Even though monetary damages, such as compensatory and punitive damages will not be awarded in those cases where federal agencies have violated the provisions of Section 508 because sovereign immunity has not been waived, courts following the case law outlined above, as well as the clear holding in Lane, will recognize a cause of action under 508 and award equitable relief. One interesting question concerns the variety of equitable relief that courts might recognize. For example, back pay awarded to those terminated from employment is often considered to be a form of equitable relief because it makes the plaintiff whole. In contrast, compensatory damages tend to be prospective in that they compensate for opportunities lost. Where some courts might award back pay along with reinstatement as part of the equitable relief granted, courts closely adhering to the strict view of the Lane decision are likely to view back pay simply in terms of money damages without distinction and withhold their award.
Conclusion
In the Section 508 context, then, the Lane decision has significant implications. Section 508 specifically identifies the remedies allowed under Section 505(a)(2), which are in turn implied under Title VI of the Civil Rights Act of 1964, as the rights and remedies available to address violations of the federal government's obligation to provide accessible electronic and information technology. Although referencing Title VI means that a cause of action is available, this mere statutory cross-reference comes with the baggage, according to the Supreme Court, of a lack of clear congressional intent to wave federal sovereign immunity from the award of damages. It should not be forgotten, however, that Section 505(b) explicitly allows courts to award reasonable attorneys' fees using language that the Lane Court sees as unambiguous.
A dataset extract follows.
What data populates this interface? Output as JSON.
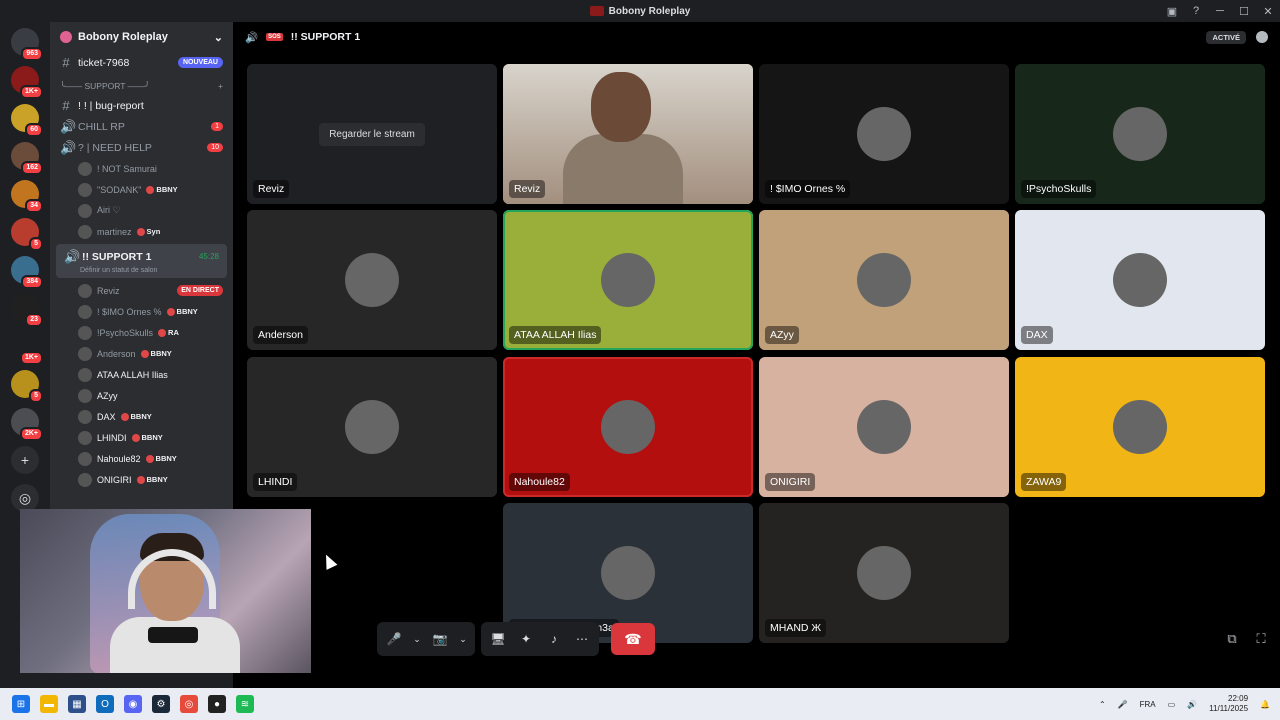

Lane, at 194. Therefore, plaintiffs, whether federal agency employees with disabilities or members of the public with disabilities can sue for declaratory and injunctive relief without question and can recover the costs of such litigation, but no compensatory or punitive damages will be awarded. Lastly, regardless of any limitations on the range of remedies available under Section 508, federal employees with disabilities continue to be able to lodge complaints of federal agency discrimination under Section 501. Doing so avoids the sovereign immunity problem and should result in the availability of money damages because the Lane Court sees the language of Section 505(a)(1), the remedies applicable to Section 501 complaints, to be substantially clearer. Id. at 193. As a result, federal employees will want to file complaints under both Sections 501 and 508 to ensure availability of the full range of remedies should action in court be necessary.